第1回目は「トロイの木馬」型のウイルスについてです。
紀元前1200年ごろギリシアとトロイとの戦争がありました。トロイの高い城壁に手を焼いたギリシア軍が中に兵士を潜ませた巨大な木馬を作り、城内に引き込まれた後に兵士に門を開けさせてトロイを滅ぼしたと言う故事があります(詳細は2004年公開の映画「TROY」をご覧になってください)。「トロイの木馬」型ウイルスはこの故事にちなんで、パソコン内に引き込まれたウイルスが悪さをするところから名付けられたウイルスです。
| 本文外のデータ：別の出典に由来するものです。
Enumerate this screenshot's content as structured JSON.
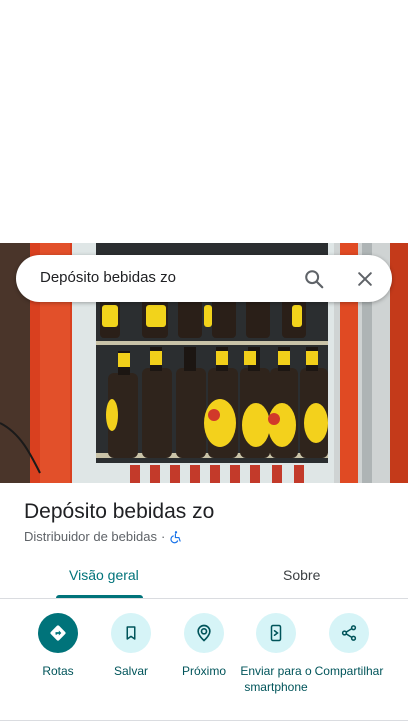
{
  "search": {
    "query": "Depósito bebidas zo"
  },
  "place": {
    "name": "Depósito bebidas zo",
    "category": "Distribuidor de bebidas",
    "separator": "·",
    "accessibility_icon": "wheelchair-icon"
  },
  "tabs": [
    {
      "label": "Visão geral",
      "active": true
    },
    {
      "label": "Sobre",
      "active": false
    }
  ],
  "actions": [
    {
      "label": "Rotas",
      "icon": "directions-icon"
    },
    {
      "label": "Salvar",
      "icon": "bookmark-icon"
    },
    {
      "label": "Próximo",
      "icon": "nearby-icon"
    },
    {
      "label": "Enviar para o smartphone",
      "icon": "send-to-phone-icon"
    },
    {
      "label": "Compartilhar",
      "icon": "share-icon"
    }
  ],
  "colors": {
    "accent": "#00737a",
    "action_bg": "#d6f4f7",
    "action_label": "#00545a"
  }
}
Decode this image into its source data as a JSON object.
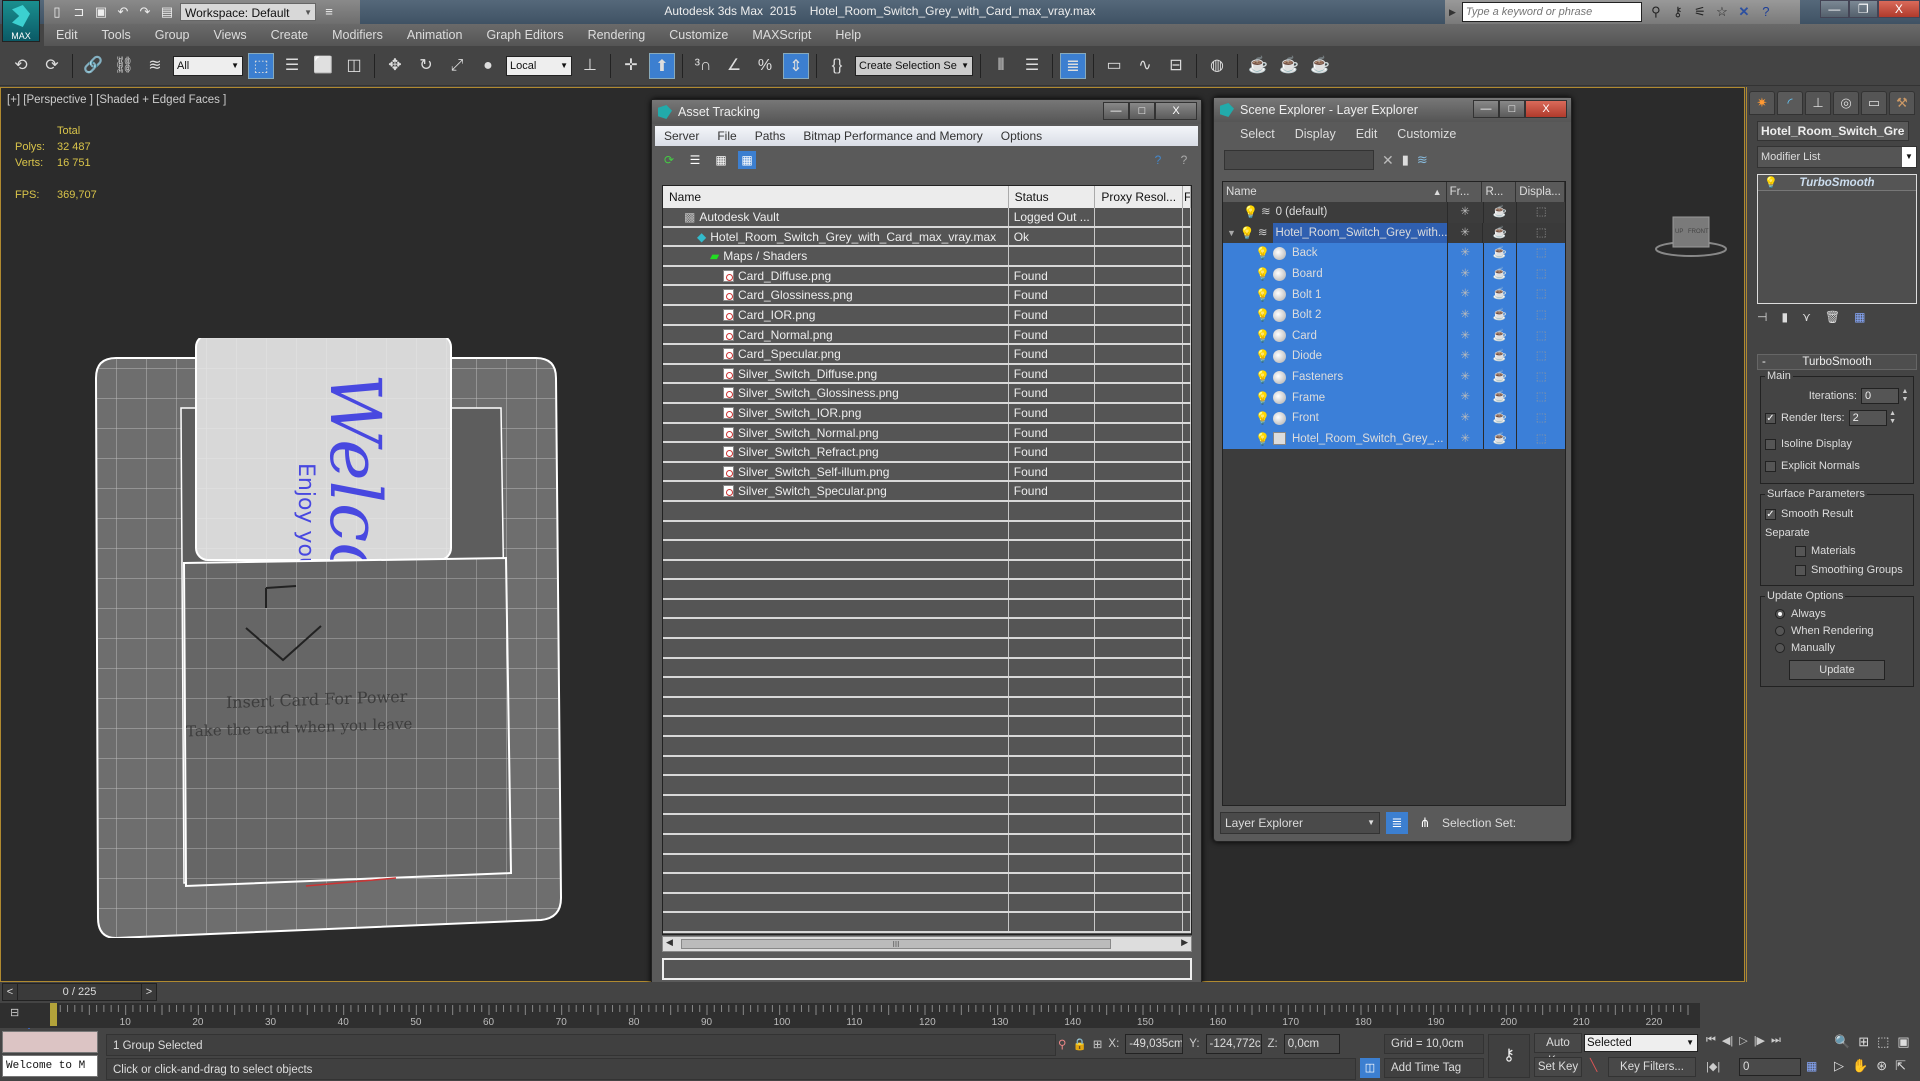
{
  "app": {
    "title": "Autodesk 3ds Max  2015",
    "file": "Hotel_Room_Switch_Grey_with_Card_max_vray.max",
    "logo_label": "MAX",
    "workspace": "Workspace: Default",
    "search_placeholder": "Type a keyword or phrase",
    "window_controls": {
      "minimize": "—",
      "maximize": "❐",
      "close": "X"
    }
  },
  "menu": [
    "Edit",
    "Tools",
    "Group",
    "Views",
    "Create",
    "Modifiers",
    "Animation",
    "Graph Editors",
    "Rendering",
    "Customize",
    "MAXScript",
    "Help"
  ],
  "toolbar": {
    "selection_filter": "All",
    "ref_coord": "Local",
    "selection_set": "Create Selection Se"
  },
  "viewport": {
    "label": "[+] [Perspective ] [Shaded + Edged Faces ]",
    "stats": {
      "header": "Total",
      "polys_label": "Polys:",
      "polys": "32 487",
      "verts_label": "Verts:",
      "verts": "16 751",
      "fps_label": "FPS:",
      "fps": "369,707"
    },
    "card_text_big": "Welco",
    "card_text_small": "Enjoy you",
    "switch_text_1": "Insert Card For Power",
    "switch_text_2": "Take the card when you leave",
    "viewcube_labels": {
      "up": "UP",
      "front": "FRONT"
    }
  },
  "asset_tracking": {
    "title": "Asset Tracking",
    "menu": [
      "Server",
      "File",
      "Paths",
      "Bitmap Performance and Memory",
      "Options"
    ],
    "columns": [
      "Name",
      "Status",
      "Proxy Resol...",
      "F"
    ],
    "rows": [
      {
        "name": "Autodesk Vault",
        "status": "Logged Out ...",
        "indent": 1,
        "icon": "vault-icon"
      },
      {
        "name": "Hotel_Room_Switch_Grey_with_Card_max_vray.max",
        "status": "Ok",
        "indent": 2,
        "icon": "max-file-icon"
      },
      {
        "name": "Maps / Shaders",
        "status": "",
        "indent": 3,
        "icon": "maps-icon"
      },
      {
        "name": "Card_Diffuse.png",
        "status": "Found",
        "indent": 4,
        "icon": "image-file-icon"
      },
      {
        "name": "Card_Glossiness.png",
        "status": "Found",
        "indent": 4,
        "icon": "image-file-icon"
      },
      {
        "name": "Card_IOR.png",
        "status": "Found",
        "indent": 4,
        "icon": "image-file-icon"
      },
      {
        "name": "Card_Normal.png",
        "status": "Found",
        "indent": 4,
        "icon": "image-file-icon"
      },
      {
        "name": "Card_Specular.png",
        "status": "Found",
        "indent": 4,
        "icon": "image-file-icon"
      },
      {
        "name": "Silver_Switch_Diffuse.png",
        "status": "Found",
        "indent": 4,
        "icon": "image-file-icon"
      },
      {
        "name": "Silver_Switch_Glossiness.png",
        "status": "Found",
        "indent": 4,
        "icon": "image-file-icon"
      },
      {
        "name": "Silver_Switch_IOR.png",
        "status": "Found",
        "indent": 4,
        "icon": "image-file-icon"
      },
      {
        "name": "Silver_Switch_Normal.png",
        "status": "Found",
        "indent": 4,
        "icon": "image-file-icon"
      },
      {
        "name": "Silver_Switch_Refract.png",
        "status": "Found",
        "indent": 4,
        "icon": "image-file-icon"
      },
      {
        "name": "Silver_Switch_Self-illum.png",
        "status": "Found",
        "indent": 4,
        "icon": "image-file-icon"
      },
      {
        "name": "Silver_Switch_Specular.png",
        "status": "Found",
        "indent": 4,
        "icon": "image-file-icon"
      }
    ],
    "empty_rows": 22,
    "scroll_thumb": "III"
  },
  "scene_explorer": {
    "title": "Scene Explorer - Layer Explorer",
    "menu": [
      "Select",
      "Display",
      "Edit",
      "Customize"
    ],
    "columns": [
      "Name",
      "Fr...",
      "R...",
      "Displa..."
    ],
    "layers": [
      {
        "name": "0 (default)",
        "type": "layer",
        "selected": false,
        "expanded": false
      },
      {
        "name": "Hotel_Room_Switch_Grey_with...",
        "type": "layer",
        "selected": true,
        "expanded": true
      }
    ],
    "objects": [
      "Back",
      "Board",
      "Bolt 1",
      "Bolt 2",
      "Card",
      "Diode",
      "Fasteners",
      "Frame",
      "Front",
      "Hotel_Room_Switch_Grey_..."
    ],
    "footer_mode": "Layer Explorer",
    "selection_set_label": "Selection Set:"
  },
  "command_panel": {
    "object_name": "Hotel_Room_Switch_Gre",
    "modifier_list": "Modifier List",
    "stack": [
      "TurboSmooth"
    ],
    "rollout_title": "TurboSmooth",
    "main_group": "Main",
    "iterations_label": "Iterations:",
    "iterations": "0",
    "render_iters_label": "Render Iters:",
    "render_iters": "2",
    "render_iters_checked": true,
    "isoline_label": "Isoline Display",
    "isoline_checked": false,
    "explicit_normals_label": "Explicit Normals",
    "explicit_normals_checked": false,
    "surface_group": "Surface Parameters",
    "smooth_result_label": "Smooth Result",
    "smooth_result_checked": true,
    "separate_label": "Separate",
    "materials_label": "Materials",
    "materials_checked": false,
    "smoothing_groups_label": "Smoothing Groups",
    "smoothing_groups_checked": false,
    "update_group": "Update Options",
    "update_options": [
      "Always",
      "When Rendering",
      "Manually"
    ],
    "update_selected": "Always",
    "update_button": "Update"
  },
  "timeline": {
    "current": "0 / 225",
    "frame_start": 0,
    "frame_end": 225,
    "ticks": [
      10,
      20,
      30,
      40,
      50,
      60,
      70,
      80,
      90,
      100,
      110,
      120,
      130,
      140,
      150,
      160,
      170,
      180,
      190,
      200,
      210,
      220
    ]
  },
  "status": {
    "welcome": "Welcome to M",
    "selection_info": "1 Group Selected",
    "prompt": "Click or click-and-drag to select objects",
    "x_label": "X:",
    "x": "-49,035cm",
    "y_label": "Y:",
    "y": "-124,772cm",
    "z_label": "Z:",
    "z": "0,0cm",
    "grid": "Grid = 10,0cm",
    "add_time_tag": "Add Time Tag",
    "auto_key": "Auto Key",
    "set_key": "Set Key",
    "key_mode": "Selected",
    "key_filters": "Key Filters...",
    "frame": "0"
  }
}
○「トロイの木馬」型ウイルスがパソコン内に進入する経路は主に下記の3種類です。
   1.メールの添付ファイルとしてパソコン内に取り込まれる。
   2.ダウンロードしたファイルに添付されている。
   3.役に立つソフトウェアを装ってダウンロードされる。

○「トロイの木馬」型ウイルスの特徴
   1 .取り込まれた後にすぐに活動する例は少ない。(実行されればすぐに活動します)
   2.他のプログラムに感染せずに行動することが多い。
   3.ハードディスクの破壊やデータ・プログラムの改変、情報の不正引き出しなど悪質なものが多い。

○代表的な「トロイの木馬」型ウイルス(2005年)
   1.UPBIT(アップビット)
    ・Winnyというファイル交換ソフト経由で侵入。
    ・Windows NT,2000,XPが感染します。
    ・パソコン内の情報を外部に持ち出します。
2005年春ごろ、日本国内でも検察の資料や原子力発電所の建設図面などのデータがこのウイルスで持ち出されて話題となりました。

   2.HIROFU(ヒロフ)
    ・ウェブサイトからダウンロードで侵入。
    ・Windows 98,ME,NT,2000,XPが感染します。
    ・メールアカウント、アドレス帳、Windowsのプロダクト番号を外部に持ち出します。

   3.BAGLE(バグル)
    ・メールの添付ファイルとして侵入。
    ・Windows 98,ME,NT,2000が感染します。
    ・勝手に画像ファイルを大量にダウンロードします。
     いくつかのプログラムを終了させるのでシステムが不安定になります。

というように「トロイの木馬」型ウイルスはパソコン内の情報を外部に持ち出そうとするケースが非常に多いので特に気をつけなければなりません。

○ウイルスチェックソフトは必ずインストールしましょう。自分だけでなく知人・友人のパソコンも被害から守るためです。
○インストールしてあってもパターンファイルが古ければ全く意味がありません。更新の手続きは必ず実施しましょう。
○マイクロソフト社のWindows Updateは面倒くさくてもこまめに実施しましょう。
以上の3点を守っていただければ、ウイルスによる被害は最小限に抑えられます。